The most prominent anarchist imprisoned in French Guiana was the illegalist Clément Duval (1850–1935), who - unable to work after being wounded in the Franco-Prussian War - turned to theft. Duval, a member of the Panther of Batignolles, was first sentenced to death for burglary (and stabbing the policeman arresting him repeatedly), but later had the sentence commuted to hard labor on Devil's Island. He spent the next 14 years in prison, attempting escape over 20 times. In April 1901, he succeeded and fled to New York City, where he lived until the age of 85. His memoirs were published in 1929, titled Outrage: An Anarchist Memoir of the Penal Colony.

In 1894, an anarchist-led prison revolt broke out on Devil's Island. The troubles began in September, when a jailer killed the anarchist Francois Briens. On 21 October, the jailer was stabbed to death. In the following manhunt, Achille Charles Simon - an accomplice of the executed bomber Ravachol - was shot after being found hiding, as were the anarchists Marsevin, Lebault and Léon-Jules Léauthier (the later of which had been sentenced for trying to stab the Serbian Minister in Paris to death). In the following chaos, the guards killed numerous anarchist prisoners, among them Dervaux, Boesie, Garnier, Benoit Chevenet, Edouard Aubin Marpaux, Mattei, Maxime Lebeau, Mazarquil, Henri Pierre Meyrveis, Auguste Alfred Faugoux, Thiervoz, and Bernard Mamert. Others died long after, due to the rough conditions and torture, among them Mamaire and Anthelme Girier.

Other anarchist prisoners in French Guiana included Marius Jacob, an illegalist burglar who spent fourteen years in Cayenne and was one of the inspirations for the author Maurice Leblanc's character Arsène Lupin, the Bonnot Gang members Jean De Boe (who after his escape in 1922 fled to Brussels, becoming a noted anarcho-syndicalist) and Eugène Dieudonné (who was pardoned, after escaping prison in December 1926), and Paul Roussenq, who spent a whole twenty years in Guiana on charges of military insubordination, later visiting the Soviet Union (becoming a firm critic of it) and being interned by Vichy France.

===Contemporary===
French Guiana remains part of France, now as an overseas department and region, not a separate territory.
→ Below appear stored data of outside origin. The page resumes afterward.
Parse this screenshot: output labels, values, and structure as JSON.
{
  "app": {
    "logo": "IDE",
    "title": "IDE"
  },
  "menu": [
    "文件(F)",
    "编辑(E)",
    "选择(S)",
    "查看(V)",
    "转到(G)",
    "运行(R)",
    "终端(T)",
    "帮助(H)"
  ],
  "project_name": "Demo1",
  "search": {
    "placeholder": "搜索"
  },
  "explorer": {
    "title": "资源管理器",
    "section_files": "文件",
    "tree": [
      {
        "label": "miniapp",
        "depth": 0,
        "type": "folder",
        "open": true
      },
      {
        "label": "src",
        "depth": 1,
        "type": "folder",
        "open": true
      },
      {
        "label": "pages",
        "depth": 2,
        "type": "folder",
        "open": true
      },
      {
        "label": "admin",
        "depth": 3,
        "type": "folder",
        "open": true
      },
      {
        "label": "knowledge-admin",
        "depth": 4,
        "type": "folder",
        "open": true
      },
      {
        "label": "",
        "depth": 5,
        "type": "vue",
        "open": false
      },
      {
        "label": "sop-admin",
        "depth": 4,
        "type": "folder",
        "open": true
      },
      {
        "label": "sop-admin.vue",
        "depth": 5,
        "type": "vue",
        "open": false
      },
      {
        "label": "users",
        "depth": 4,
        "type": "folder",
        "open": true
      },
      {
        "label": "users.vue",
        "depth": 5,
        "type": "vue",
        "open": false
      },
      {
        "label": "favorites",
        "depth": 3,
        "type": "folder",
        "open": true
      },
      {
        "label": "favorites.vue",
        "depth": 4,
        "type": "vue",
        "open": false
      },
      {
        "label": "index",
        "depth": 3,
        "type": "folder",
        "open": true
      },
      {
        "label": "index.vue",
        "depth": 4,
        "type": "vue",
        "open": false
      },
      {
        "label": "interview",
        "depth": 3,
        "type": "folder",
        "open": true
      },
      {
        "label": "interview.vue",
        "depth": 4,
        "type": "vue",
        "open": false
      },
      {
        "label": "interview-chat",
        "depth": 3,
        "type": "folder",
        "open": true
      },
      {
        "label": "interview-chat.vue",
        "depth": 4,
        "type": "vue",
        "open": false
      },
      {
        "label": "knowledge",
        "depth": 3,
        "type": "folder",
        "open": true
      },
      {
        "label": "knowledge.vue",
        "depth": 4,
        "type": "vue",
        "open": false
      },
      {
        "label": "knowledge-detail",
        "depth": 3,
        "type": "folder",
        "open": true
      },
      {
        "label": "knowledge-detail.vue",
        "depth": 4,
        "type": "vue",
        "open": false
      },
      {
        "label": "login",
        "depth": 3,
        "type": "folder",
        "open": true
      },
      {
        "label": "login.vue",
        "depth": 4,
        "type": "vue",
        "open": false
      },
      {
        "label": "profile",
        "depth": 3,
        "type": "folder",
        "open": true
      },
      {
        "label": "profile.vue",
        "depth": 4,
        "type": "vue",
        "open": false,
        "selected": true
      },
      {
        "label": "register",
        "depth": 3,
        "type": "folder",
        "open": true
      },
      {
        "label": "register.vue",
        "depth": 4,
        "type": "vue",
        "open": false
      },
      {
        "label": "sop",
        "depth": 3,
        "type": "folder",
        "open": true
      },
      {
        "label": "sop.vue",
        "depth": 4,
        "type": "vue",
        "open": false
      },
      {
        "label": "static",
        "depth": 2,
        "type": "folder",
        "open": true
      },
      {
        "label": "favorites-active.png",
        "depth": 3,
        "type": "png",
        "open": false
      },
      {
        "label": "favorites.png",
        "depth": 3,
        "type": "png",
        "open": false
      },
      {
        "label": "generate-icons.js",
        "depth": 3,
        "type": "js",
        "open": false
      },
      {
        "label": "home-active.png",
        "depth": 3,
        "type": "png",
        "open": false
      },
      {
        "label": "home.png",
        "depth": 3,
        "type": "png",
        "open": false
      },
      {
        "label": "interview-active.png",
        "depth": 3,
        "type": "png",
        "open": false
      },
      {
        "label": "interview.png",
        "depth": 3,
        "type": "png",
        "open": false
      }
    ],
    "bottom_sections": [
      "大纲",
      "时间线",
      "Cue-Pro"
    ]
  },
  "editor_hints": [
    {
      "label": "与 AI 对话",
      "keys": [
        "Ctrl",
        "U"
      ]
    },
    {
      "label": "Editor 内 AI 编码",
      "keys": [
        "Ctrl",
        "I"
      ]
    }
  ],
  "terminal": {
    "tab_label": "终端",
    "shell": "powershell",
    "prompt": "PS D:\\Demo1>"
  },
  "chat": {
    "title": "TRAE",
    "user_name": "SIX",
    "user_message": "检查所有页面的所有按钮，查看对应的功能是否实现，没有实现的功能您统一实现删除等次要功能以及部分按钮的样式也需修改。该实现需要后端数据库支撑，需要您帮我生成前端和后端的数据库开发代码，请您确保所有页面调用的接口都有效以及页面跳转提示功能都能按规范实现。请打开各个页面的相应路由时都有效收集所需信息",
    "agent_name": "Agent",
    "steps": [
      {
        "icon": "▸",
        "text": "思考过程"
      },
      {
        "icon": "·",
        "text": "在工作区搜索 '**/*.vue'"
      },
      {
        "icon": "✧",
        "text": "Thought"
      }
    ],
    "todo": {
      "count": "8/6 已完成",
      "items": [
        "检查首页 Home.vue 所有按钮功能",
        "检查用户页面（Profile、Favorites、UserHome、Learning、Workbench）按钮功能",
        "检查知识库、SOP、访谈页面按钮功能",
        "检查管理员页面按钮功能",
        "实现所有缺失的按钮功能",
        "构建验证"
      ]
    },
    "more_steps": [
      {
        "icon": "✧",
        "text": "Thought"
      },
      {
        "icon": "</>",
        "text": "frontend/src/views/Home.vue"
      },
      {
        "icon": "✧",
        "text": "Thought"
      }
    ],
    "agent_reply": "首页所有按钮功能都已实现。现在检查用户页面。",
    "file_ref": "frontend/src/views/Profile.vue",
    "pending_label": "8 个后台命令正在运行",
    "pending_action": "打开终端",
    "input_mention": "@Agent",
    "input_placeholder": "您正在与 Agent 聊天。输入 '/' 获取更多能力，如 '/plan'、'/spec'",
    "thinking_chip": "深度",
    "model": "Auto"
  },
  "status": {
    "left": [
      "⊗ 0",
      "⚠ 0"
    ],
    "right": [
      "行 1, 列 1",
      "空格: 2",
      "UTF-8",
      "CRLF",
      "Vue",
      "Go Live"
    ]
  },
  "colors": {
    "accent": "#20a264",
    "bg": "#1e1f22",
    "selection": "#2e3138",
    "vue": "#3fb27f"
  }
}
It remains the only territory in continental Latin America that have not been decolonized by its associated European power, and has little autonomy from France itself. The region's political situation is dominated by Guianese Socialist Party, in addition to other left-wing parties like the Democratic Forces of Guiana, Walwari, and the Decolonization and Social Emancipation Movement. In 2004 the French anarcho-communist movement Alternative libertaire established a local group in French Guiana. Alternative Libertaire Guyane is engaged in primarily anti-colonialism, but also labor struggles, immigrant rights, housing issues, and so on.